Two recent guests on our Selling in the Cloud podcast discussed how their respective organizations drive marketing and sales alignment in order to enable increased cloud revenues. Three big steps for alignment success emerged:

Start with common pipeline metrics

As former Director of Product Marketing at Coupa Software, Charlene Wang led go-to-market strategy and supported sales success across Coupa's entire product suite. For Wang (listen to full episode), driving sales and marketing alignment begins with understanding the company’s “revenue engine” and how marketing and sales impact the pipeline: “it starts with the high level metrics we look at to see how we’re advancing our pipeline and how we're building that pipeline.” Those metrics start with “how many leads we’re getting,” she says. “We have different ways of classifying leads, but in general, it's marketing qualified leads, sales qualified leads up until closed/won deals.” 
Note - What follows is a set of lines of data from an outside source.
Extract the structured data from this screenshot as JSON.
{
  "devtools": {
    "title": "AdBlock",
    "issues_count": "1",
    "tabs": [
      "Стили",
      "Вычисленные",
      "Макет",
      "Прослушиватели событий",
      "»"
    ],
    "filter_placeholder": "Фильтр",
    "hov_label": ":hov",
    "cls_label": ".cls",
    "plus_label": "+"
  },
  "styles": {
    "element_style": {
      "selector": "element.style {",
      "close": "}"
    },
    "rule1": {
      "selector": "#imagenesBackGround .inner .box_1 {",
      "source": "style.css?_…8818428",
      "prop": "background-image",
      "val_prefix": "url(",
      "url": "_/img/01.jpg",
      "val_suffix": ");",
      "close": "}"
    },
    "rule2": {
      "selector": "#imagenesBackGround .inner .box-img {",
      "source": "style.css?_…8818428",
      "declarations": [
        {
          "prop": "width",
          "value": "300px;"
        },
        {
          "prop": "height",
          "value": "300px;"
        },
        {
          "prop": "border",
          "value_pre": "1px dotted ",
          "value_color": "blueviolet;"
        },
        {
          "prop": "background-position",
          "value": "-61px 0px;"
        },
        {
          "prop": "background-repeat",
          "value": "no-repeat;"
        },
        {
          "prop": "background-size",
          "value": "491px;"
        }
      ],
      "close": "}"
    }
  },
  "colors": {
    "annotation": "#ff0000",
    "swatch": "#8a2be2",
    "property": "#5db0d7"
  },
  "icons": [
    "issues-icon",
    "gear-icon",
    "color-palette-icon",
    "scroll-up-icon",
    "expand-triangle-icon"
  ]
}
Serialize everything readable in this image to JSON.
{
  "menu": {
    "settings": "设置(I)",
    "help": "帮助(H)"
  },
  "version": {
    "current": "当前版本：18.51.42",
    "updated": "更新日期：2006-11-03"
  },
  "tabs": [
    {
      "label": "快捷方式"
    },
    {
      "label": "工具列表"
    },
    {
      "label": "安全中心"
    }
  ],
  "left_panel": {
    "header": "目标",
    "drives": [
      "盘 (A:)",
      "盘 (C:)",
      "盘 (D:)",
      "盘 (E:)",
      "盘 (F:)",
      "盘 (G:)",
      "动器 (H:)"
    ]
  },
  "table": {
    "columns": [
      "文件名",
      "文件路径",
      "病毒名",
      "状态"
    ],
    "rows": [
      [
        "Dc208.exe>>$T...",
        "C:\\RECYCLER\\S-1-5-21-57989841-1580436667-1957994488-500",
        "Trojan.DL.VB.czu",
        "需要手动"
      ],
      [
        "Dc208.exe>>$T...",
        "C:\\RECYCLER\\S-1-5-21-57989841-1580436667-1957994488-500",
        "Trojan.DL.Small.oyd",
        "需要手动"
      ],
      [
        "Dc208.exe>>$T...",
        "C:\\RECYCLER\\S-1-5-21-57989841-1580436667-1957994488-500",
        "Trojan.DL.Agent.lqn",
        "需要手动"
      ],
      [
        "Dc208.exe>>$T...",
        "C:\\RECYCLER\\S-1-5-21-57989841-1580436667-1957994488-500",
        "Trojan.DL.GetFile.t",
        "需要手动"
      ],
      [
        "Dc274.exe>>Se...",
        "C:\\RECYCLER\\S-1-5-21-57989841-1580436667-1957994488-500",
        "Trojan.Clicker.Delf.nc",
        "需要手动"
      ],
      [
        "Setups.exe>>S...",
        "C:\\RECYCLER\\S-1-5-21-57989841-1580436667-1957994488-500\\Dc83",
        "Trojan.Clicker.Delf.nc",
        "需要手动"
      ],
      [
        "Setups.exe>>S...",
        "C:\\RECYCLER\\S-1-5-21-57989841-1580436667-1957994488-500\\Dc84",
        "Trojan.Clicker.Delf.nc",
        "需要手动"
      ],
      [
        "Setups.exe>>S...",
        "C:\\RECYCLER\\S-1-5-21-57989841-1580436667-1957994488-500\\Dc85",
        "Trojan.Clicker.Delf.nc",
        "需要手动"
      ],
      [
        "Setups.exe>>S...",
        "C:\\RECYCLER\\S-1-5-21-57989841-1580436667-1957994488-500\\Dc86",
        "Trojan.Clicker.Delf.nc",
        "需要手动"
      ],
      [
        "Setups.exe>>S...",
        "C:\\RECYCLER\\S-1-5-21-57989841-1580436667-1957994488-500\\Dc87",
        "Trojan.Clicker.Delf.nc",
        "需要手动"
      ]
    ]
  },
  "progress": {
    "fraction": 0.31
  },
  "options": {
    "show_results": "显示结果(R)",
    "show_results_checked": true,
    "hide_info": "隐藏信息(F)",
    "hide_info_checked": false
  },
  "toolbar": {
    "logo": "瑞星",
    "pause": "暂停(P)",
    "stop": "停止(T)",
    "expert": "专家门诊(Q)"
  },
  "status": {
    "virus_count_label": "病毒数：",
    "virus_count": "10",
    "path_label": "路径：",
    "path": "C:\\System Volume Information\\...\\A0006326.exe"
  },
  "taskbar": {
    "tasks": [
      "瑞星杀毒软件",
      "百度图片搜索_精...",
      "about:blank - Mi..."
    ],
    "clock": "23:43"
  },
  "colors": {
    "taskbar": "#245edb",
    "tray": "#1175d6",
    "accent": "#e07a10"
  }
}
Wang and her revenue team next analyzed overall pipeline efficiency: “we look at what's the volume [of leads] going through that funnel and then what's the percentages getting across from one [funnel] stage to another.” Wang can then identify where inefficiencies (i.e., funnel leaks) arise and work across her revenue team to close those leaks. 
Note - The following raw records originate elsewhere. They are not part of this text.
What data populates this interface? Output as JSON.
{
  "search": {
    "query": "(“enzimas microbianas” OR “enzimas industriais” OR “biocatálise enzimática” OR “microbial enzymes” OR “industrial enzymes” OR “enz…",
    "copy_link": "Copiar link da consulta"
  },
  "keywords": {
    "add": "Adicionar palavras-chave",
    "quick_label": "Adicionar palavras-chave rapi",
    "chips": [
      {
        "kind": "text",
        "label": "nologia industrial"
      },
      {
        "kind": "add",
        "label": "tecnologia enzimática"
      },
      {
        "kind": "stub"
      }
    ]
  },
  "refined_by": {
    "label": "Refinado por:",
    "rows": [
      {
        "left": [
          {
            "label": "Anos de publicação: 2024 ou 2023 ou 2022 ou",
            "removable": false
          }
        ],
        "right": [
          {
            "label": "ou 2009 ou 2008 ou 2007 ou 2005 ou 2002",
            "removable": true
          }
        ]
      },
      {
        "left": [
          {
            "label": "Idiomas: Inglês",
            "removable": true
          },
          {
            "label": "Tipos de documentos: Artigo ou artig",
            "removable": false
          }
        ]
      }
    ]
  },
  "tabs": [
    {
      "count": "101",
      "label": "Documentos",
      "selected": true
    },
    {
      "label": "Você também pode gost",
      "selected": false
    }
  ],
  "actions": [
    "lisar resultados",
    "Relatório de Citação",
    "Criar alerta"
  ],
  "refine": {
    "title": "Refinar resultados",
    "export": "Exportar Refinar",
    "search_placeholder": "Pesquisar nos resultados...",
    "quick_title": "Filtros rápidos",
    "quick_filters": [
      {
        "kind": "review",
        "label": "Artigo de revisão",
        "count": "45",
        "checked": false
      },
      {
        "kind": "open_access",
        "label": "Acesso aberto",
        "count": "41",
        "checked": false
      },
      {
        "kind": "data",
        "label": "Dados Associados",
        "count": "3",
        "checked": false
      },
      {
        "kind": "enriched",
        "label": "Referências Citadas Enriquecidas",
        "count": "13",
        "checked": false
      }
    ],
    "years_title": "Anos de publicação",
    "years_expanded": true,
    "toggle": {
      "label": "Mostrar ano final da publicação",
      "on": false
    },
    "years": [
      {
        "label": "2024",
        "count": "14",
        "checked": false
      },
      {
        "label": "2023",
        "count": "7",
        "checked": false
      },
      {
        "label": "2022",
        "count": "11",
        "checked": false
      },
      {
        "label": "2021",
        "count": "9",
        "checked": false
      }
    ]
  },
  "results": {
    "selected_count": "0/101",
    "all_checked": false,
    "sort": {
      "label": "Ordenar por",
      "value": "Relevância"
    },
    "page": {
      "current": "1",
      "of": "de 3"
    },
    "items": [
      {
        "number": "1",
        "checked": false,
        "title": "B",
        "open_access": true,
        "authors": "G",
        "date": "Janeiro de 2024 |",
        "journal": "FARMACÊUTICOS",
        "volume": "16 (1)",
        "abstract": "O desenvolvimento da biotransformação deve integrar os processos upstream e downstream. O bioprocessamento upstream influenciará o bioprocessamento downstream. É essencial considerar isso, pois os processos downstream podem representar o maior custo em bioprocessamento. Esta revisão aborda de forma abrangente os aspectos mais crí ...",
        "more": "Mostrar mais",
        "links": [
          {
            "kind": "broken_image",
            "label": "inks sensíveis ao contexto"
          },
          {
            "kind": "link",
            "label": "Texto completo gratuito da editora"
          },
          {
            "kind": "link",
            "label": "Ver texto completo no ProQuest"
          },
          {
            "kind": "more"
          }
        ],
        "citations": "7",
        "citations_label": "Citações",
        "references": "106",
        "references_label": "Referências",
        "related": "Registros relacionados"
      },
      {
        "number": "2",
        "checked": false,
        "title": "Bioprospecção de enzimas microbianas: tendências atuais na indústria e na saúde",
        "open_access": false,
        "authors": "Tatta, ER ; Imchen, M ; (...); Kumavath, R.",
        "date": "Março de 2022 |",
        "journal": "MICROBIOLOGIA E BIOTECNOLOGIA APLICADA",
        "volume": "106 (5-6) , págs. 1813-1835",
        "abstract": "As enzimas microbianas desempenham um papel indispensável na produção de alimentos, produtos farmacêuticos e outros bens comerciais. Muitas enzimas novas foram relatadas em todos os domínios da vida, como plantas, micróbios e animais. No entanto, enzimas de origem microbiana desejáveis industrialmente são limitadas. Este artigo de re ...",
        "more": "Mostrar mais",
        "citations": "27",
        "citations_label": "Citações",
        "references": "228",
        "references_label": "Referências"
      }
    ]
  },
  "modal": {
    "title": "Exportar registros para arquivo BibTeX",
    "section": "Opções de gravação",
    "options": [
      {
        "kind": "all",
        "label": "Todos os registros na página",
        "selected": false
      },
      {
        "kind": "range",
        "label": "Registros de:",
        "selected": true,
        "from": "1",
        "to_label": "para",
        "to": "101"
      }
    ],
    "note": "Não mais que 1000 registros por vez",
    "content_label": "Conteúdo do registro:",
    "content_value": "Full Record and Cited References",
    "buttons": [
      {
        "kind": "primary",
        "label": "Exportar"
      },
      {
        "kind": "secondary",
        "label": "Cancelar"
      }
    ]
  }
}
“We’ll do a win/loss analysis at the end of each deal to try to understand what happened, ultimately, that got us to whatever outcome. And then we'll think about what kind of collateral, what kind of positioning we have to ensure we're impacting those deals in the right ways that increase wins” moving forward. 

Formalize alignment conversations: “The Pipeline Council”

Having common metrics between marketing and sales is a great start, but Wang knows that ongoing, data-informed conversations between marketing and sales are another foundation for alignment. “We have what we used to call the pipeline council. We’ve changed its name, but this communication structure facilitates regular syncs that marketing leadership has with sales leadership that go over all the metrics so that we're fully aligned around what's happening with leads and where we're helping sales and where they need more support from marketing.”

Informal communication also happens whenever needed, says Wang, outside pipeline council conversations. “We just regularly check in with each other on an individual level too,” says Wang, “depending on the situation” and what needs to happen.

Facilitating alignment with Sales Engineers

Mary Carter, Team Lead Manager at GoCardless (they specialize in recurring payments, called ACH in the US), agrees with Wang that “It's very important for [sales and marketing] to be talking to each other." GoCardless leverages a role called “Sales Engineer” to facilitate alignment and revenue growth. 

"I really think of a [sales engineer] as being the trusted advisor for customers,” says Carter (listen to full episode). A sales engineer is “not just the traditional salesperson that's trying to close the deal, but someone to provide honest, real feedback in terms of, will this software work for me [the customer]?"

The sales engineer adds value at every stage of the funnel, working as an informal customer advocate and an internal advisor to both marketing and sales pros as they seek to develop and sell offerings that address customer needs. As Carter explains it, both marketing and sales teams “can leverage [sales engineers] for product roadmap discussions, for a deep dive into the API or integrations, for support queries: How do I get access? And of course, for the why – why did we build this feature? Why are we selling to you today?"

The key takeaways from Wang and Carter are clear: driving alignment requires (1) common pipeline metrics (i.e., shared measures of success), (2) continuous communication at the formal and informal levels, and (3) “alignment facilitators” such as sales engineers. Achieving closer alignment enables organizations to provide better, full-funnel experiences to customers while simultaneously driving increased revenues and growth for the business.